During the Bulls' 108-96 victory at the United Center, however, Gooden dominated the head-to-head matchup. He finished with 24 points and 10 rebounds, compared to 10 points and 9 boards for Boozer.
So an obvious aftermath question is whether Gooden is capable of turning in those kind of performances consistently and perhaps becoming an all-star himself someday? Gooden, 26, says the answer is yes.
"That's one of my goals," he said Wednesday at the Berto Center. "I feel like I am capable of doing that. I possess the skills. I can only get better at doing this. I will get comfortable with this team and hopefully something like that will happen."
Gooden joined the Bulls on Feb. 21 in the three-team trade that sent Ben Wallace and Joe Smith to Cleveland. He essentially was acquired by the Cavaliers in 2004 to replace Boozer, who jumped to Utah as a free agent.
Gooden's best NBA season was his first in Cleveland, when he averaged 14.4 points and 9.2 rebounds. As a whole, though, Gooden felt his offensive skills were set aside with the Cavs due to the presence of a rising young superstar.

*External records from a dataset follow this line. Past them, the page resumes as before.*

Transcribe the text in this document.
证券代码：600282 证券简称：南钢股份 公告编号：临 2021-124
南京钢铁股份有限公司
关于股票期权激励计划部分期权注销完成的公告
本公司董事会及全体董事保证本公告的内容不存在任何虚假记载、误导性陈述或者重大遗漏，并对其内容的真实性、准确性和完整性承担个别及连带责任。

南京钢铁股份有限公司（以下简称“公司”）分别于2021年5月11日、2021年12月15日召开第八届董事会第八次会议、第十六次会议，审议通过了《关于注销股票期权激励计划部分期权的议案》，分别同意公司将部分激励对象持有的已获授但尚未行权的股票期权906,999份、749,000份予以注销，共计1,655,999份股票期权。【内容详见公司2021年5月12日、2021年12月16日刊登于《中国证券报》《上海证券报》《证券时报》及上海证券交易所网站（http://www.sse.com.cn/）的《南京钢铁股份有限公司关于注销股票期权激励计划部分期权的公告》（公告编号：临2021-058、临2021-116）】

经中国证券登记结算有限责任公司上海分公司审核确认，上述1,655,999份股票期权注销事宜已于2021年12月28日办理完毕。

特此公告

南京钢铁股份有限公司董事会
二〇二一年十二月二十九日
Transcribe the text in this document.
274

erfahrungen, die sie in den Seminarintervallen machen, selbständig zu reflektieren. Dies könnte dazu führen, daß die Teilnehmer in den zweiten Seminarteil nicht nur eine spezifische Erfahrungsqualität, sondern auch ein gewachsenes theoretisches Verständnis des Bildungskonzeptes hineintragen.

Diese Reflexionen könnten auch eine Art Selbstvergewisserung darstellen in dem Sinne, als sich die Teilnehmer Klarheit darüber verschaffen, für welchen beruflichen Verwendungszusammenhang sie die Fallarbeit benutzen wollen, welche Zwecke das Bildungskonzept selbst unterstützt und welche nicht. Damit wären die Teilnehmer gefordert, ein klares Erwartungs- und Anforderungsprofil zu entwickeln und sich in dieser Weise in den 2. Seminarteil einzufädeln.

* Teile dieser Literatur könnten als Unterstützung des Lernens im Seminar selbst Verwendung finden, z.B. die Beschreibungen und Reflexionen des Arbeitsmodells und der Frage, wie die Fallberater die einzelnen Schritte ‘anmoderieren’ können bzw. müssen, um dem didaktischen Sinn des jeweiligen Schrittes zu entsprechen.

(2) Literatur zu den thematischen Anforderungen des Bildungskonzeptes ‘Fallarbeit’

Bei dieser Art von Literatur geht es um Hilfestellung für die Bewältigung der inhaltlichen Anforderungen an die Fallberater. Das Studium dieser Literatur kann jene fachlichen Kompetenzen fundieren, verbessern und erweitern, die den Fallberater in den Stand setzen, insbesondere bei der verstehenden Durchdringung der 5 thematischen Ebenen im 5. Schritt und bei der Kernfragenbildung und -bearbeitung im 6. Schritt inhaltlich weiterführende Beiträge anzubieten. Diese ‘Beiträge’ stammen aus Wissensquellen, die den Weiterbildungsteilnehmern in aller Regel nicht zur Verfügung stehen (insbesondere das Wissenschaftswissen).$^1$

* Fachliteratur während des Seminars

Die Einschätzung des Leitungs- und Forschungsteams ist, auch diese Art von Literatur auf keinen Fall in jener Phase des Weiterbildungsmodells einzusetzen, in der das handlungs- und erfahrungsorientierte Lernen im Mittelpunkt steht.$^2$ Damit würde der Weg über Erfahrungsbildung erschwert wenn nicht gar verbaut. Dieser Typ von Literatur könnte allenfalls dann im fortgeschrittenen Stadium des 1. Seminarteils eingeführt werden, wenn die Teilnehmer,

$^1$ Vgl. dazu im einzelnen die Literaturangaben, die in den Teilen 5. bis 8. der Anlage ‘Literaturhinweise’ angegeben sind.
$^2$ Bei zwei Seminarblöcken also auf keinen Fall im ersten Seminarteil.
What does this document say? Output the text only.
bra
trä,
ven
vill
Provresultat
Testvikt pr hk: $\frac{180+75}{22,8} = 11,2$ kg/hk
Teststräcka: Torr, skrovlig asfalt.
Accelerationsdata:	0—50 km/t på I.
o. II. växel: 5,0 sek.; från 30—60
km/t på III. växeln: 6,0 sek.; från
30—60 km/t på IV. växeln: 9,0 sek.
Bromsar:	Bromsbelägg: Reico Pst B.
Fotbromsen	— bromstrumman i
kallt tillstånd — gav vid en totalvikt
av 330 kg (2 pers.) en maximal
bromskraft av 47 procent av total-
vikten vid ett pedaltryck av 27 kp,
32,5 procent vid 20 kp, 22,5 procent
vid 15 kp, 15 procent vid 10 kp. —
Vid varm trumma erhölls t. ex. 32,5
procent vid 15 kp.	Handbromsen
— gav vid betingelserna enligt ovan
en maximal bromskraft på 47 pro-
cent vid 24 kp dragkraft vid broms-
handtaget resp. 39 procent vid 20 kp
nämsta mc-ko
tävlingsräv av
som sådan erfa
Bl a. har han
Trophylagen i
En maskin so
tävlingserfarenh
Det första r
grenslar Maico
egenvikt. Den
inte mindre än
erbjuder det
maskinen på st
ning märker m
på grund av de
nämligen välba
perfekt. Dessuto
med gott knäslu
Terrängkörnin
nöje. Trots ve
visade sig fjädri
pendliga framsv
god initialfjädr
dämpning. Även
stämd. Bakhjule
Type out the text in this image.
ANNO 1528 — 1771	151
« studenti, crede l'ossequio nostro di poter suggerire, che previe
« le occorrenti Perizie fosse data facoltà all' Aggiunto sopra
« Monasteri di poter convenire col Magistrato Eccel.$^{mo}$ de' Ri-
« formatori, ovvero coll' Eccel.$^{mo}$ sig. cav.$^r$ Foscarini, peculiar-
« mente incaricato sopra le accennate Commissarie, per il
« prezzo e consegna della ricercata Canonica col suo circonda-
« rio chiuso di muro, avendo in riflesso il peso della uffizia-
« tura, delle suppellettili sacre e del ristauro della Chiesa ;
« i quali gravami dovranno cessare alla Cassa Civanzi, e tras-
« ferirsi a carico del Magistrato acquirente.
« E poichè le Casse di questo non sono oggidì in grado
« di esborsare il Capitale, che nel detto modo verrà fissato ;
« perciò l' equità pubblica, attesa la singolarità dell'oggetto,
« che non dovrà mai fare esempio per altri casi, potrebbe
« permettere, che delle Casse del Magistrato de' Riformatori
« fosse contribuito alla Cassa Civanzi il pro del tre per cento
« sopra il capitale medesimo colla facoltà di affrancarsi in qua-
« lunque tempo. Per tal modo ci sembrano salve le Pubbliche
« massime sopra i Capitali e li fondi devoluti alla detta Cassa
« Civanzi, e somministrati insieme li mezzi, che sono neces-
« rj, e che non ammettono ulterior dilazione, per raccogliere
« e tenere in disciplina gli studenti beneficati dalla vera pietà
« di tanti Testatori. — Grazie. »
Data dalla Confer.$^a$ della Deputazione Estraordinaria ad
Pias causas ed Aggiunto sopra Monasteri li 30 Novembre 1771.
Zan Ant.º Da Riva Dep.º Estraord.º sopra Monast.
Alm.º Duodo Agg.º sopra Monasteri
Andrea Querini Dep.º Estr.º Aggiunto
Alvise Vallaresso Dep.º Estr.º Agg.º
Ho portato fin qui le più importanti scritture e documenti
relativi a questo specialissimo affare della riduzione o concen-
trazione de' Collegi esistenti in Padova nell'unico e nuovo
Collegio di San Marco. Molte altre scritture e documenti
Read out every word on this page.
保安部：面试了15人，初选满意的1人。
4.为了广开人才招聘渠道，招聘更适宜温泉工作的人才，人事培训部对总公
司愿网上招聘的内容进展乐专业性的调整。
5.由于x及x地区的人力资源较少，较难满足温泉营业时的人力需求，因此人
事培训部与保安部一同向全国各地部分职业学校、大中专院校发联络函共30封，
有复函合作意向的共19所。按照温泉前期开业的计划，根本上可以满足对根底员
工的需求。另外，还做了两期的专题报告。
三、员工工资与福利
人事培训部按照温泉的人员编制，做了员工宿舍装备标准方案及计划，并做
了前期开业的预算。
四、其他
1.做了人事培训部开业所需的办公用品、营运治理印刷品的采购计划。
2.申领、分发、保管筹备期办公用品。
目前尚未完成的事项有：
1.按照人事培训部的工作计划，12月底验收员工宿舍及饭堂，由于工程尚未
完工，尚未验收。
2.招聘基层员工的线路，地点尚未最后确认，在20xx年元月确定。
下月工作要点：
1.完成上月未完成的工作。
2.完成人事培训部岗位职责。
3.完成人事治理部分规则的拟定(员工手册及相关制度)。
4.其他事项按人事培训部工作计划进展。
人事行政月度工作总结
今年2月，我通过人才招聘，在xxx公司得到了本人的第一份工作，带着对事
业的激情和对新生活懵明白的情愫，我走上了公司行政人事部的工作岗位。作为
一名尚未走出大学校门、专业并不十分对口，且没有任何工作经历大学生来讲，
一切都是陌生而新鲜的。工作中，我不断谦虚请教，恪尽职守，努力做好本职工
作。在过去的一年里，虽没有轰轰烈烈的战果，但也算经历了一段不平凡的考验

"It's easy to go out there and play 27 minutes and grab 8 rebounds and then watch LeBron James do his thing," Gooden said. "You don't really have to work out that much to carry out that job. But there are bigger shoes to fill here. I'm going to work at it and become a better player."
Gooden proved Tuesday he has the tools to be an impressive power forward. The knock on him in Cleveland was that his focus would wane from game to game and sometimes from minute to minute.
But Gooden will get a chance to address those charges now that he has more responsibilities with the Bulls. In 10 games for his new team, the 6-foot-10 native of Oakland, Calif., has averaged 12.6 points and 9.1 rebounds.
"I was concerned before the game (Tuesday) because of Carlos Boozer and the ability he has to come out and have a big game," Bulls coach Jim Boylan said. "We've had a certain level of success against him with Ben Wallace playing him. With Ben not here, we were a little concerned. Drew came out and he played him great. Our team defense was very good."
Back in his college days at Kansas, when he played with Bulls guard Kirk Hinrich, Gooden was known for his versatile skills. He would dribble the ball upcourt, shoot jumpers and score inside.
He had one flashback moment in the Utah game when he stole the ball near midcourt and used a behind-the-back dribble to lead the fastbreak. Gooden eventually threw a no-look pass to Ben Gordon, then got it back for a soft dunk.
"I don't want to sound cocky, but I think I possess everything," Gooden said. "I could pass, I could block shots, I could play great defense, I could play help defense, I could shoot 3s. I believe I could do it all, and confidence is the No. 1 factor when it come to offense.
"This is something that is not new to me, but I've got to brush off some of the old tools and put them back into use. Because I had a couple years where I was just the guy who went out there and worked hard and grabbed rebounds."
Gooden vowed to work harder this summer and improve his conditioning to fill the new role. The Bulls are eager to see the results, because while Wallace may have held Boozer in check, the former Bulls center would never have scored 24 points in the process.